Oh, for the silence of the lambs. It’s the buzzing of the bees I can’t stand. The past week of rugby seems to have brought on a swarm of them. Buzz, buzz, buzz. For a start, the Pumas would be sipping cocktails on the shores of the Falklands by now if Maggie had assembled a task force like the one the RFU has come up with to appoint a new coach.
We have a chairman, Ian Ritchie, who has a background in law, TV, soccer and tennis. Excuse me, but I have no idea how that qualifies him to know if Nick Mallett knows more about rugby than Stuart Lancaster. Ritchie will be assisted by Rob Andrew, hopeless coach and failed RFU stooge, who may have previous issues with one of the candidates.
Also on the panel is Sir Ian McGeechan, good man, decent manager, poor coach and someone who has previously rejected the top England position on grounds of Scottishness; Conor O’Shea, an Irishman doing a fine job with Quins, but who has limited knowledge of international coaching; and Kevin Bowring, an agreeable Welshman with a cosy RFU sinecure.
I think it was Gavin Mairs of the Telegraph who said there must be a joke in here about a Welshman, a Scotsman, an Irishman and two Englishman. The trouble is that the punch line will probably turn out to be not very funny.
McGeechan has already made favourable noises about Lancaster, which could be seen as prejudicial. The panel is too large and is heavy with RFU cronies and Premiership politicians and far too light on men of the world. As CEO, Ritchie should chair a panel with a Graham Henry or a Jake White to give an international perspective and a Clive Woodward or a Brian Ashton to look through rose tinted glasses. Three would be ample and two of them might know something about winning World Cups.

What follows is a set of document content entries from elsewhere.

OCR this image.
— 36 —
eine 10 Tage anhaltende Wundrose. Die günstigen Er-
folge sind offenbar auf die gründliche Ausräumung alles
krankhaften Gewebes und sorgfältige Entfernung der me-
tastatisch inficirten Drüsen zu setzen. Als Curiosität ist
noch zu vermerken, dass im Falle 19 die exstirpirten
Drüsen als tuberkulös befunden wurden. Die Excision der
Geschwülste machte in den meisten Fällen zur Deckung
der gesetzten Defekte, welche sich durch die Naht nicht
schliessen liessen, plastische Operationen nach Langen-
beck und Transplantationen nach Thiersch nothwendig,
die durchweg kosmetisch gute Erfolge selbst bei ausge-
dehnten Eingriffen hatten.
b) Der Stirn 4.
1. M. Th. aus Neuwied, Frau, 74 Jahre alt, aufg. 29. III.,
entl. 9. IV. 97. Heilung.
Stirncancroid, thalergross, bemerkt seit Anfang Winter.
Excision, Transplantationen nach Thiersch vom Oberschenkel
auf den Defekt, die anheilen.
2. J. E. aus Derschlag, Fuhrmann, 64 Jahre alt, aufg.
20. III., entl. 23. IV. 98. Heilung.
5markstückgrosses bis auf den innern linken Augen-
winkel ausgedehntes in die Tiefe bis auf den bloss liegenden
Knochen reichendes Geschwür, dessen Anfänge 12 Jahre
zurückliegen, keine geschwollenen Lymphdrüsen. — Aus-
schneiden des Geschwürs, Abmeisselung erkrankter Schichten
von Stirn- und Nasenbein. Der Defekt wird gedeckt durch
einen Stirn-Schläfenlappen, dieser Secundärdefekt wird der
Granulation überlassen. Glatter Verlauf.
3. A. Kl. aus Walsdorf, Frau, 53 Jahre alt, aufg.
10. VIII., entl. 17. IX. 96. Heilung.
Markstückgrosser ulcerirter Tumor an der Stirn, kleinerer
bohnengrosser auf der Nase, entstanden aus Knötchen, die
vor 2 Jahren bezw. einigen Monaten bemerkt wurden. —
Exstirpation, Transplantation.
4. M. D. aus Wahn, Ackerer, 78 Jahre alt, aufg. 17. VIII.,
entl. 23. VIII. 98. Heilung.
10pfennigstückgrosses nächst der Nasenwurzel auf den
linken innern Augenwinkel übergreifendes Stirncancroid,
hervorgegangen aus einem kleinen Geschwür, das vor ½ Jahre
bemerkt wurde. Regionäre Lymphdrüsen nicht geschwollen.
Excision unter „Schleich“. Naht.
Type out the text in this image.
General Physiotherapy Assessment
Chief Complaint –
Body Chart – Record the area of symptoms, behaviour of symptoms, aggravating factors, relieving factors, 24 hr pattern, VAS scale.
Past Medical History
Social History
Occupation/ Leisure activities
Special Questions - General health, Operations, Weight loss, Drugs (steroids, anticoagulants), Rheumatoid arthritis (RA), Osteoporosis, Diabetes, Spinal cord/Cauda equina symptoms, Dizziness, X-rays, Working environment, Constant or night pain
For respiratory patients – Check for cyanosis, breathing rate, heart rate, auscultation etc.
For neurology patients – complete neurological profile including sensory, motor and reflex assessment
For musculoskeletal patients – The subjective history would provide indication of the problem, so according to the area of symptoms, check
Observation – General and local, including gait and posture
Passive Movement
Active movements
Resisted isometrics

And why have refs stopped penalising violent play. In the game between the Blues and the Crusaders Michael Hobbs nearly removed an opponent’s head and only drew a penalty. Sam Warburton was in danger of having his neck broken and again not a yellow card in sight.
The World Cup was admirable in following through the IRB directive in eliminating dangerous play, but standards already seem to be slipping. Maybe the refs are fearful. Alain Rolland sends off Warburton and it costs him the World Cup final. Marius Jonker rightly sinbins some Hurricanes for dangerous play and cops a load of abuse.
And why do coaches insist on using the bench according to a predetermined schedule. Youngs, Flood and Stevens all contributed to England’s loss against Wales. It is obvious that Youngs needs to go back to his club to regain some poise. The scrum-half’s confidence is shot and he (rather than the maligned Lawes) was the major contributor to Wales’s try, running crossfield, shovelling ball and then failing to read the problem that was developing in front of him.
If you have a 9 like Aaron Smith (why is he not starting for the Highlanders) then the bench is a refreshing option. But the moment Dickson went off, the tempo of England’s game disappeared.
And another thing. Is there a rugby fan in the world who is not bored with scrum-halves like Youngs and Will Genia putting their foot on the ball and endlessly re-arranging their attack. The IRB needs to bring in a law post haste that obliges refs to tell scrum-halves to use it or lose it at rucks. Rugby is a continuous game and nines who want to discuss their portfolio before deigning to pass the ball should be binned for time wasting.